Thursday, February 17, 2011

Hot Stock Tip

Buy now--you can't lose.  Well, except if you do.  But, then I'll have another deal for you.

I get asked for stock tips all the time.  My advice: read Burton Malkiel's A Random Walk Down Wall Street.  Said book demonstrates what economists think:  you can't predict the stock market.  Nobody can predict the stock market.  So, don't even try.  Buy a diversified portfolio and wait.  It's boring, but you can't do any better.

"Ah," but the skeptic says, "you can do better.  I know someone who did better.  So it is possible.  So, really, what is the way to do better?  I know you know.  And now you know I know you know.  So, you might as well tell me."

OK.  Here it is: the secret to making a fortune.

Get a really large mailing list.  Write to everyone on the mailing list explaining that you have a great method for predicting short term movements in stocks.  Explain that you know the reader is skeptical, so you will demonstrate the method.  Pick a stock--any stock, it makes no difference.  To half the list, write that your secret method predicts the stock will rise in the next month.  To the other half, say that the stock will fall in the next month.  Wait one month.  The stock either went up or down.  So drop the half of the list that got the wrong prediction.  Write to the half that got the right prediction and say, "See, I was right.  But, you are surely thinking that maybe I was just lucky.  So, to show you that it works, I'll give you another prediction."  Pick another stock--again it doesn't matter which.  To half of your new list, write that the stock will go up, to the other half that it will go down.  Wait one month.  Repeat process.  After 4 months, you are down to 1/16 of your original list.  Write them.  Say, "See my method works.  I have been right for 4 consecutive months.  Sign up with me and I will give you my expert advice.  My fee is $X.  [Make X as large as you want.]"  Collect money from the Fools who send it to you.  Laugh the whole time on your vacation in the Bahamas.

Interestingly, this is akin the process used by stock predictors as a group.  You usually never hear from the ones who were wrong.  You only hear from the ones who are right--or at least the ones who can convince you that they were right (curiously, in the real world, being wrong doesn't always matter; some people can convince others they were right even when they were not.)  But in a large enough world (like the one in which you live) there will always be people who have been right for several time periods in a row.  That doesn't mean they knew more. If some people predict rising prices and some predict falling prices, somebody has to be right.  Even if it is random.

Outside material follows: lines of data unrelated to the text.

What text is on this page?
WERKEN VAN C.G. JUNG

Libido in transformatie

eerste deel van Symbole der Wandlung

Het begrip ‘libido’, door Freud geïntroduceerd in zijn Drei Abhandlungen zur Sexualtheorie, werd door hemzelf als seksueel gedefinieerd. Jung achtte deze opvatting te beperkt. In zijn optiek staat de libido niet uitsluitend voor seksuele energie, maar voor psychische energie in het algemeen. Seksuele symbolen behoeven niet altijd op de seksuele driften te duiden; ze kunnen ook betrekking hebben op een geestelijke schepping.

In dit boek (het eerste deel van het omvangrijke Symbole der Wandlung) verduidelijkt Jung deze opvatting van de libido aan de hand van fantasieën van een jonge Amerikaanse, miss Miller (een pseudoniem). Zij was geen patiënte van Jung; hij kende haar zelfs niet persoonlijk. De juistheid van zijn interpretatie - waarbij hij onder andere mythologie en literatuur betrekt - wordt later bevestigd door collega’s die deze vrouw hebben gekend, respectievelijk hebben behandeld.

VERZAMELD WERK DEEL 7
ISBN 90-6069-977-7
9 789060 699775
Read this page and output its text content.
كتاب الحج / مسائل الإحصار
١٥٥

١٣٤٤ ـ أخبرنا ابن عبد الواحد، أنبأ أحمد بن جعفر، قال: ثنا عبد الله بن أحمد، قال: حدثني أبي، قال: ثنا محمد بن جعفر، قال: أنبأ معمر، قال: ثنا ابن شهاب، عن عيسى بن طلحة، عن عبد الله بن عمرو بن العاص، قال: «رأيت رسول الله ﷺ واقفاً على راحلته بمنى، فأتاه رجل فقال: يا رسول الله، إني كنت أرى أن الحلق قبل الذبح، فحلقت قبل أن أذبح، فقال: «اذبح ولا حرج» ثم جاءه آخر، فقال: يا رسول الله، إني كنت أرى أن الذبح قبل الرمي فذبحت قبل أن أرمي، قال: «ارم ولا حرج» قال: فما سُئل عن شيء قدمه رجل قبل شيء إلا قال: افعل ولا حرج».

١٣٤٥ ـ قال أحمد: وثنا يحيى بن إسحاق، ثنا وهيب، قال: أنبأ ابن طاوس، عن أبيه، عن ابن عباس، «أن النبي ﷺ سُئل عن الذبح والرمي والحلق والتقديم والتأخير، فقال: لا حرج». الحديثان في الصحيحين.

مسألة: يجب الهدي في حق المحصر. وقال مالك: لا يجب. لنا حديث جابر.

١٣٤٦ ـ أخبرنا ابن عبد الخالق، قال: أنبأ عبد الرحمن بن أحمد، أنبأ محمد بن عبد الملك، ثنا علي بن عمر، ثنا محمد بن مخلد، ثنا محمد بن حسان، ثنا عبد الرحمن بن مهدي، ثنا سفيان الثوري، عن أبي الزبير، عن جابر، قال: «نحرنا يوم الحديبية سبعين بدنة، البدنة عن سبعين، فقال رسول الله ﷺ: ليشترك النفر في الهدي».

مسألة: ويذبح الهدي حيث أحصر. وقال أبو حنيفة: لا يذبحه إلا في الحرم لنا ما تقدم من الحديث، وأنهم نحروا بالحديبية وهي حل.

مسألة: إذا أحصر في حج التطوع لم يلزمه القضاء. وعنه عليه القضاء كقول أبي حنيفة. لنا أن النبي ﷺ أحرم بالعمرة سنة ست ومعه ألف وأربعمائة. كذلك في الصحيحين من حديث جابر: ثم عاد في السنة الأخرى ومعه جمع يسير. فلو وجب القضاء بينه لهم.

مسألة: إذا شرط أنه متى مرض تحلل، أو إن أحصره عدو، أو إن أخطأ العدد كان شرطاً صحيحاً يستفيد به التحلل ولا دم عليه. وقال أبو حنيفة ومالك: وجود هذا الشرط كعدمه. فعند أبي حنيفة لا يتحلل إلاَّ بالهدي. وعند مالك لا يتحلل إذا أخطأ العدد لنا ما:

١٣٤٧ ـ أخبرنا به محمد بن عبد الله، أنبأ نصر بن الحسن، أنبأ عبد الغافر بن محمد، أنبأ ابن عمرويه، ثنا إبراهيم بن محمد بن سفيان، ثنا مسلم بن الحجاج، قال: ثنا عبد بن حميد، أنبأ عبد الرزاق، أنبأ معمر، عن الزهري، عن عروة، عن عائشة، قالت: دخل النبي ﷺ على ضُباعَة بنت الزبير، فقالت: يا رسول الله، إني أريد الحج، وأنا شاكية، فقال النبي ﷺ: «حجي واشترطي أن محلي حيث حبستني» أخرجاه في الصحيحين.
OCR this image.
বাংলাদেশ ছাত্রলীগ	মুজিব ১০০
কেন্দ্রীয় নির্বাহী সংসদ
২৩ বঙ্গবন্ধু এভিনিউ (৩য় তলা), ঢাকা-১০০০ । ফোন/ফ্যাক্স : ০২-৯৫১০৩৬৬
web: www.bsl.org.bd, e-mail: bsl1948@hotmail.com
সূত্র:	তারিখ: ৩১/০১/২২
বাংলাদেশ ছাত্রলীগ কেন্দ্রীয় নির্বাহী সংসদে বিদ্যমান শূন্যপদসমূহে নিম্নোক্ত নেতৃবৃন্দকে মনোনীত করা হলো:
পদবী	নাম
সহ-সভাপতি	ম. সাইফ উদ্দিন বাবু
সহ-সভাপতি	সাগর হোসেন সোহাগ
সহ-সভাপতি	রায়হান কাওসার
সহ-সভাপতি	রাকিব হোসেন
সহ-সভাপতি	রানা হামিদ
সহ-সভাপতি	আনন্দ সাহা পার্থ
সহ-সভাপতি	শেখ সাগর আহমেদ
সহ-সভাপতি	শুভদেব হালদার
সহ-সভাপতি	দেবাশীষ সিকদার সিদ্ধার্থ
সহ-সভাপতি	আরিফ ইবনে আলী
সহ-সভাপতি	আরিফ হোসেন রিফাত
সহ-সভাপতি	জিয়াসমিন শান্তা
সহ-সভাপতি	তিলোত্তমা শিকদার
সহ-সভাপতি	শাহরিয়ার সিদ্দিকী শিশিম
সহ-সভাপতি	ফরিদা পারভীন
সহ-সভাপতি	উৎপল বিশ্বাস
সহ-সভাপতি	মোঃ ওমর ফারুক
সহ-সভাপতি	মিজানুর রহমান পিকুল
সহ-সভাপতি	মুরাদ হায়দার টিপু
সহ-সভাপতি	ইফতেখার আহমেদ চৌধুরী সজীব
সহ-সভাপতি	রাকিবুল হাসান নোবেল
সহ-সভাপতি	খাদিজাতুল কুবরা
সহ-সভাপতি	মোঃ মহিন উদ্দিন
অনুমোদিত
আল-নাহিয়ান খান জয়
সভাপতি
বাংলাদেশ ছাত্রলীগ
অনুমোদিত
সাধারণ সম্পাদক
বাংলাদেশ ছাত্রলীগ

And, that is the great thing--it is random. Stocks drift up over time as the economy gets more productive.  But there is no way to know in advance which stocks will rise faster than trend and which will rise slower than trend over short periods of time. 

Malkiel has been updating this book for decades.  The message never changes.  The evidence never changes.  It is a random walk down Wall Street.

I assigned this book to a class this semester--I've never assigned it before.  I am curious to find out if the students believe the argument or not.

And, by the way, if after reading all of the above, you want my Super-Duper Secret Stock Tip, I'll tell you for $100.